The Ministry of Health (MoH), Singapore government, will establish a new Statutory Board, the Communicable Diseases Agency (CDA), on 1 April 2025.
CDA will consolidate public health functions for the detection, prevention and control of infectious diseases, previously distributed under MoH headquarters, the Health Promotion Board, and National Centre for Infectious Diseases (NCID). It will focus on preventing disease spread through public education, vaccination policies, and infection prevention and control measures; leading and coordinating public health preparedness efforts, working with various stakeholders to build sectoral readiness against infectious disease crises, and safeguarding national interests such as vaccine and therapeutics development and access.
The Agency will also strengthen surveillance capabilities, including exploring the use of new modalities of surveillance to supplement traditional surveillance approaches, and explore data analytics and artificial intelligence to enhance our ability to make sense of large volumes of data; to investigate and respond to cases and outbreaks of infectious diseases, provide policy and scientific recommendations, and implement public health and social measures during a pandemic.

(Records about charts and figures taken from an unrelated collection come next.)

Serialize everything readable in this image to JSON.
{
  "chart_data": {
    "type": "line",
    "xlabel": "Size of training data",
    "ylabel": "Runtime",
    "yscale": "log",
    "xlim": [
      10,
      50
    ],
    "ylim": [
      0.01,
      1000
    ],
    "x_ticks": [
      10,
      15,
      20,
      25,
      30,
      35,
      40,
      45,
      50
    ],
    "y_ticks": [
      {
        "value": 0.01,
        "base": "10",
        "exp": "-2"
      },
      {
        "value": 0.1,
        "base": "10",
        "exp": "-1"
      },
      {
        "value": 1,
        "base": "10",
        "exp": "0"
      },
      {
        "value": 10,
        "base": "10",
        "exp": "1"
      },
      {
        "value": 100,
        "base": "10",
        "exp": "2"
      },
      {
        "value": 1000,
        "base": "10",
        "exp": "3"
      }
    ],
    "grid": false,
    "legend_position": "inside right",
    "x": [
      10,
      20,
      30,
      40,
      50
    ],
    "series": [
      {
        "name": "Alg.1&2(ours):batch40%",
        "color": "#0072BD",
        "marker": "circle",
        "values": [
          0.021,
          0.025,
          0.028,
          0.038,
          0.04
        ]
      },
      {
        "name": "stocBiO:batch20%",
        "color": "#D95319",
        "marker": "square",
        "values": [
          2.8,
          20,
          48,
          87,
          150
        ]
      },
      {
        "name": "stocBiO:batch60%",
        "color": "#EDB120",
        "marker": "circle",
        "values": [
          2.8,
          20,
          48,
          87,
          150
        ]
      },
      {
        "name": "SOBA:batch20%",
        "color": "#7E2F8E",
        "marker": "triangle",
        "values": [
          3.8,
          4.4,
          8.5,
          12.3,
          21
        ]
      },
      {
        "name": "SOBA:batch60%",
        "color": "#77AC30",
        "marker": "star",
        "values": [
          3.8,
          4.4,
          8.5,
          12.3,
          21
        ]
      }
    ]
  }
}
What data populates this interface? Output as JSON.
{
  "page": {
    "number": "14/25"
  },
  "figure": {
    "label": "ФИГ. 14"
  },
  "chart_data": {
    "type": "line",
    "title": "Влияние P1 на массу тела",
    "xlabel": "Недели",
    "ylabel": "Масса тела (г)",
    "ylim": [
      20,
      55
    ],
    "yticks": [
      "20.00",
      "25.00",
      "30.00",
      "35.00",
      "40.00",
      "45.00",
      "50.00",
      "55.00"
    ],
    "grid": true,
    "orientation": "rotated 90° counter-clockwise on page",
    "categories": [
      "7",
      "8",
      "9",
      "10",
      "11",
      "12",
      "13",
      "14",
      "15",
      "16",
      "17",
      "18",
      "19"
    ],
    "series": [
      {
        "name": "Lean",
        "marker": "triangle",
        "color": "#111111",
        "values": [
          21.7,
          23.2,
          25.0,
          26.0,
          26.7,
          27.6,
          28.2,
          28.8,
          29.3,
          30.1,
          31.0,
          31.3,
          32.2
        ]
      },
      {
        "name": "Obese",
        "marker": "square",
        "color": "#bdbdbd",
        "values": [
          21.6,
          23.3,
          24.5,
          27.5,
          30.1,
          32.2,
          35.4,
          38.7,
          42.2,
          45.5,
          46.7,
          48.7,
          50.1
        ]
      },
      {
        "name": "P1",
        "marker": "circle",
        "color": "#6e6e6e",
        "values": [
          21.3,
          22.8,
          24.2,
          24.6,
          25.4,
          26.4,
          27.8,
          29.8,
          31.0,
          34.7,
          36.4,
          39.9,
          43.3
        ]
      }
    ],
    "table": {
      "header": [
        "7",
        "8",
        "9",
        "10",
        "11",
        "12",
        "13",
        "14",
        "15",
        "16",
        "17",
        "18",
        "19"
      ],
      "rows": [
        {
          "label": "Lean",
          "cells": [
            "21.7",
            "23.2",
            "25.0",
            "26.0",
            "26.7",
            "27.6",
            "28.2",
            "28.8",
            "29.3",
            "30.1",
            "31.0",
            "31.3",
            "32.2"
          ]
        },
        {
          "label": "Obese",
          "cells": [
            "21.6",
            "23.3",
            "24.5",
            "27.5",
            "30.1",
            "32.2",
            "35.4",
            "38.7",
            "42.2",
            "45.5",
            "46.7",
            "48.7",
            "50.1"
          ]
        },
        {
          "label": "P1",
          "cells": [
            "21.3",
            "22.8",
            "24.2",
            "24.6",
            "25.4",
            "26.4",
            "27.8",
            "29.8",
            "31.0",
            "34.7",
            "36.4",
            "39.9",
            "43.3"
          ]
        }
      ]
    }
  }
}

To enable these functions, CDA will conduct and coordinate public health research, translating findings into actionable policies. Additionally, CDA will engage in international cooperation to stay abreast of global developments, share best practices, and enable swift responses to evolving disease situations worldwide.
The formation of CDA will allow the government to quickly respond to disease outbreaks as one concerted public health effort, and play a pivotal role in safeguarding Singapore from infectious disease threats.
Professor Vernon Lee will be appointed Chief Executive Officer of CDA from 1 April 2025. He will relinquish his current role as Executive Director of National Centre for Infectious Diseases (NCID) on the same day.